The United States Supreme Court’s decision in Arkansas Department Of Human Services v. Ahlborn, 547 U.S. 268 (2006), has open the door for the made whole doctrine to be applied to Texas Medicaid subrogation. Historically, prior to the Ahlborn, Texas Medicaid largely refused to reduce their subrogation interest even if the interest absorbed most or all of the victim’s recovery.
In Alhborn, Heidi Alhborn was severely and permanently injured in an automobile accident and received $215,000.00 in medical care which was paid for by the Arkansas Department Of Human Services. The case settled for $550,000.00, an amount which all involved agreed was vastly less than the full value of the case. The Arkansas Department Of Human Services asserted a right to be reimbursed the full amount of their subrogation interest in spite of the fact that doing so would clearly result in Alhborn being inadequately compensated for her injuries. The parties stipulated that Alhborn’s claim was worth $3,040,000.00. The Trial Court held that ADHS was entitled to their full subrogation interest. The Eighth Circuit reversed the District Court holding that the ADHS could only recover that portion of the settlement that represented the recovery of medical expenses. The United States Supreme Court affirmed.
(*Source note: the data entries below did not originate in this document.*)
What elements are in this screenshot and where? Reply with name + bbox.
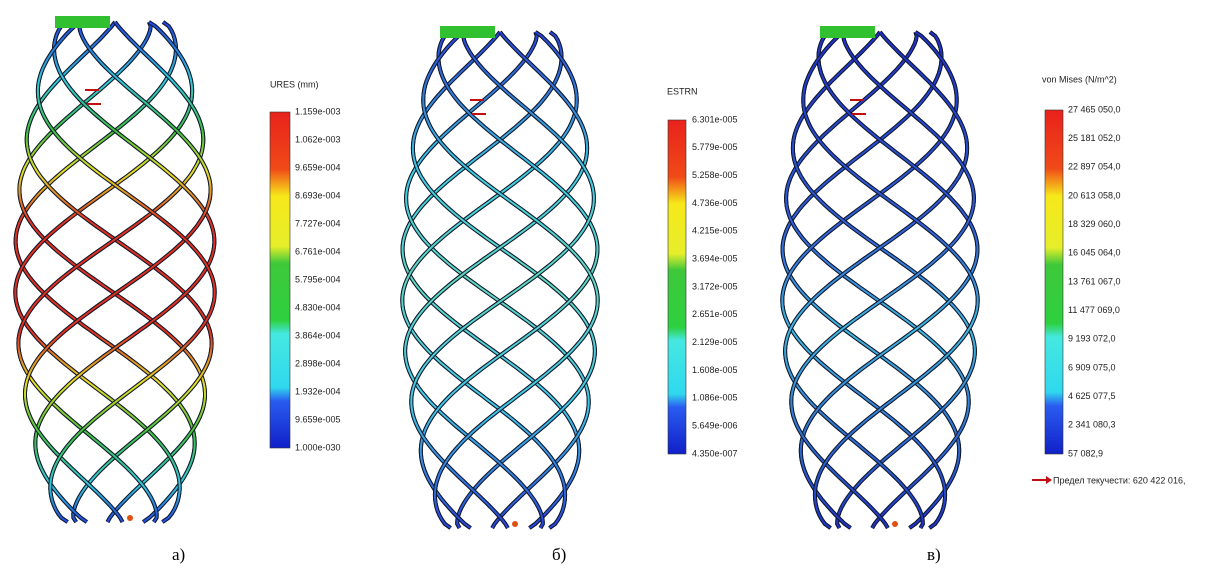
colorbar-label: 5.649e-006 <box>692 421 738 431</box>
strut <box>413 32 595 528</box>
strut-outline <box>785 32 967 528</box>
colorbar-label: 3.694e-005 <box>692 254 738 264</box>
load-point <box>512 521 518 527</box>
colorbar-label: 6 909 075,0 <box>1068 362 1116 372</box>
strut <box>793 32 975 528</box>
fixture <box>55 16 110 28</box>
strut <box>405 32 587 528</box>
colorbar-label: 6.301e-005 <box>692 114 738 124</box>
stent-models <box>15 16 977 528</box>
legend-title: URES (mm) <box>270 79 319 89</box>
colorbar-label: 1.062e-003 <box>295 134 341 144</box>
colorbar-label: 4.830e-004 <box>295 302 341 312</box>
strut <box>413 32 595 528</box>
strut-outline <box>405 32 587 528</box>
colorbar-label: 1.086e-005 <box>692 393 738 403</box>
colorbar-label: 9.659e-005 <box>295 414 341 424</box>
colorbar-label: 18 329 060,0 <box>1068 219 1121 229</box>
colorbar-label: 22 897 054,0 <box>1068 162 1121 172</box>
caption: а) <box>172 545 185 564</box>
colorbar-label: 4.350e-007 <box>692 448 738 458</box>
strut-outline <box>785 32 967 528</box>
strut <box>405 32 587 528</box>
colorbar-label: 8.693e-004 <box>295 190 341 200</box>
colorbar-label: 2.898e-004 <box>295 358 341 368</box>
colorbar-label: 6.761e-004 <box>295 246 341 256</box>
colorbar-label: 16 045 064,0 <box>1068 248 1121 258</box>
colorbar-label: 4.215e-005 <box>692 226 738 236</box>
strut <box>793 32 975 528</box>
colorbar-label: 20 613 058,0 <box>1068 190 1121 200</box>
colorbar <box>270 112 290 448</box>
strut-outline <box>405 32 587 528</box>
colorbar-label: 7.727e-004 <box>295 218 341 228</box>
colorbar-label: 3.172e-005 <box>692 281 738 291</box>
yield-note: Предел текучести: 620 422 016, <box>1032 475 1185 485</box>
colorbar-label: 2 341 080,3 <box>1068 420 1116 430</box>
strut-outline <box>793 32 975 528</box>
note: Предел текучести: 620 422 016, <box>1053 475 1185 485</box>
colorbar-label: 4 625 077,5 <box>1068 391 1116 401</box>
load-point <box>892 521 898 527</box>
colorbar-label: 5.258e-005 <box>692 170 738 180</box>
colorbar-label: 2.651e-005 <box>692 309 738 319</box>
strut-outline <box>793 32 975 528</box>
page: URES (mm) ESTRN von Mises (N/m^2) Предел… <box>0 0 1221 572</box>
colorbar <box>1045 110 1063 454</box>
strut <box>785 32 967 528</box>
colorbar-label: 25 181 052,0 <box>1068 133 1121 143</box>
colorbar-label: 1.932e-004 <box>295 386 341 396</box>
strut-outline <box>413 32 595 528</box>
colorbar-label: 27 465 050,0 <box>1068 104 1121 114</box>
strut <box>785 32 967 528</box>
colorbar-label: 4.736e-005 <box>692 198 738 208</box>
colorbar-label: 5.795e-004 <box>295 274 341 284</box>
legend-title: von Mises (N/m^2) <box>1042 74 1117 84</box>
colorbar-label: 9.659e-004 <box>295 162 341 172</box>
caption: в) <box>927 545 941 564</box>
caption: б) <box>552 545 566 564</box>
colorbar-label: 5.779e-005 <box>692 142 738 152</box>
colorbar-label: 2.129e-005 <box>692 337 738 347</box>
load-point <box>127 515 133 521</box>
fixture <box>440 26 495 38</box>
colorbar-label: 1.159e-003 <box>295 106 341 116</box>
colorbar-label: 57 082,9 <box>1068 448 1103 458</box>
figure: URES (mm) ESTRN von Mises (N/m^2) Предел… <box>0 0 1221 572</box>
colorbar-label: 11 477 069,0 <box>1068 305 1120 315</box>
colorbar-label: 1.000e-030 <box>295 442 341 452</box>
strut-outline <box>25 22 211 522</box>
colorbar <box>668 120 686 454</box>
colorbars <box>270 110 1063 454</box>
strut-outline <box>19 22 205 522</box>
colorbar-label: 13 761 067,0 <box>1068 276 1121 286</box>
colorbar-label: 3.864e-004 <box>295 330 341 340</box>
colorbar-label: 9 193 072,0 <box>1068 334 1116 344</box>
fixture <box>820 26 875 38</box>
colorbar-label: 1.608e-005 <box>692 365 738 375</box>
strut-outline <box>413 32 595 528</box>
legend-title: ESTRN <box>667 86 698 96</box>
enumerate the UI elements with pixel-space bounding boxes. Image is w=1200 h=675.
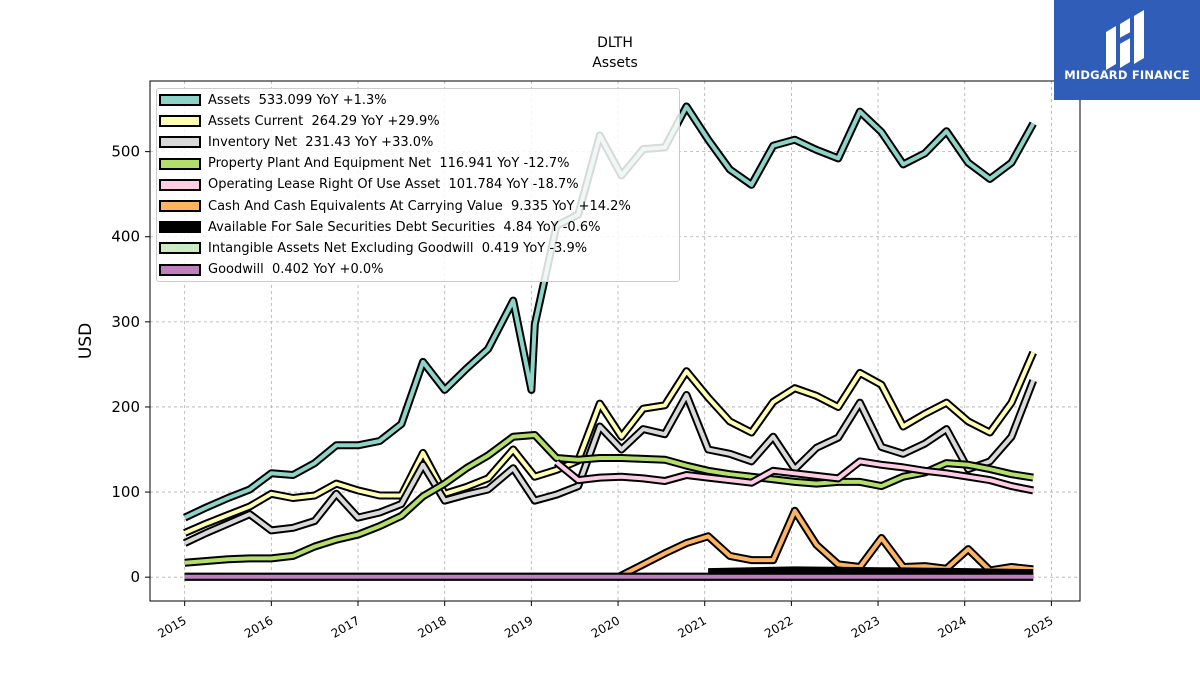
- y-tick-label: 200: [111, 398, 140, 416]
- x-tick-label: 2018: [415, 613, 448, 640]
- x-tick-label: 2016: [242, 613, 275, 640]
- y-tick-label: 500: [111, 143, 140, 161]
- y-tick-label: 100: [111, 483, 140, 501]
- series-3: [184, 431, 1034, 567]
- x-tick-label: 2022: [762, 613, 795, 640]
- plot-frame: [149, 80, 1081, 602]
- x-tick-label: 2023: [849, 613, 882, 640]
- legend-item: Inventory Net 231.43 YoY +33.0%: [159, 132, 433, 152]
- legend-label: Property Plant And Equipment Net 116.941…: [208, 156, 570, 172]
- series-line: [555, 459, 1034, 493]
- legend-swatch: [159, 115, 201, 128]
- legend-label: Goodwill 0.402 YoY +0.0%: [208, 262, 384, 278]
- series-line: [184, 433, 1034, 565]
- series-line: [708, 568, 1034, 576]
- series-line-outline: [183, 350, 1037, 537]
- legend-item: Goodwill 0.402 YoY +0.0%: [159, 260, 383, 280]
- legend-label: Cash And Cash Equivalents At Carrying Va…: [208, 198, 631, 214]
- legend-swatch: [159, 94, 201, 106]
- chart-title: DLTH: [597, 35, 633, 51]
- legend-label: Operating Lease Right Of Use Asset 101.7…: [208, 177, 579, 193]
- brand-logo: MIDGARD FINANCE: [1054, 0, 1200, 100]
- series-2: [182, 379, 1037, 547]
- legend-swatch: [159, 136, 201, 149]
- legend-swatch: [159, 263, 201, 276]
- legend-label: Assets Current 264.29 YoY +29.9%: [208, 113, 440, 129]
- series-5: [616, 506, 1034, 581]
- x-axis-ticks: 2015 2016 2017 2018 2019 2020 2021 2022 2023 2024…: [155, 601, 1056, 641]
- y-tick-label: 400: [111, 228, 140, 246]
- legend-label: Available For Sale Securities Debt Secur…: [208, 219, 601, 235]
- legend-item: Cash And Cash Equivalents At Carrying Va…: [159, 196, 631, 216]
- chart-legend: Assets 533.099 YoY +1.3% Assets Current 2…: [156, 88, 680, 282]
- legend-item: Assets 533.099 YoY +1.3%: [159, 90, 387, 110]
- y-axis-ticks: 0 100 200 300 400 500: [111, 143, 150, 586]
- legend-swatch: [159, 200, 201, 212]
- y-tick-label: 0: [130, 568, 140, 586]
- legend-item: Assets Current 264.29 YoY +29.9%: [159, 111, 440, 131]
- series-6: [708, 566, 1034, 578]
- legend-item: Operating Lease Right Of Use Asset 101.7…: [159, 175, 579, 195]
- y-tick-label: 300: [111, 313, 140, 331]
- legend-swatch: [159, 178, 201, 191]
- x-tick-label: 2017: [329, 613, 362, 640]
- logo-mark-icon: [1106, 10, 1144, 70]
- x-tick-label: 2025: [1022, 613, 1055, 640]
- y-axis-label: USD: [76, 323, 96, 359]
- legend-label: Assets 533.099 YoY +1.3%: [208, 92, 387, 108]
- x-tick-label: 2024: [935, 613, 968, 640]
- series-line: [183, 379, 1036, 545]
- legend-label: Intangible Assets Net Excluding Goodwill…: [208, 240, 588, 256]
- legend-item: Property Plant And Equipment Net 116.941…: [159, 154, 569, 174]
- logo-text: MIDGARD FINANCE: [1064, 68, 1190, 82]
- legend-item: Intangible Assets Net Excluding Goodwill…: [159, 238, 587, 258]
- series-line: [183, 351, 1036, 535]
- legend-swatch: [159, 242, 201, 255]
- x-tick-label: 2019: [502, 613, 535, 640]
- legend-item: Available For Sale Securities Debt Secur…: [159, 217, 600, 237]
- chart-subtitle: Assets: [592, 55, 638, 71]
- series-1: [183, 350, 1037, 537]
- legend-swatch: [159, 157, 201, 170]
- series-line: [617, 508, 1034, 579]
- x-tick-label: 2021: [675, 613, 708, 640]
- legend-label: Inventory Net 231.43 YoY +33.0%: [208, 134, 434, 150]
- legend-swatch: [159, 221, 201, 234]
- x-tick-label: 2020: [589, 613, 622, 640]
- x-tick-label: 2015: [155, 613, 188, 640]
- series-4: [553, 457, 1034, 495]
The Social Security Act, 42 U.S.C. 1396 et. seq., which create the Medicaid program, includes an anti-lien provision which prohibits a State Medicaid program from filing a lien for medical payments against the property of an individual prior to his death. The Supreme Court held that the anti-lien provision prohibited the State from attaching a lien to the non-medical portion of the recovery. The Ahlborn decision was based upon stipulated amounts. The appropriate procedure is a little less clear in situations where a case is settled without any stipulations or judicial findings as to how the settlement funds are allocated between the various elements of Texas personal injury damages. Many times Texas cases are settled for the amount of the available insurance policy limits even though all involved agree that the case is worth considerably more than the policy limits. Ahlborn gives rise to a persuasive argument that the Texas Medicaid subrogation interest should be limited to a proportional share of the recovery in a limited recovery situation.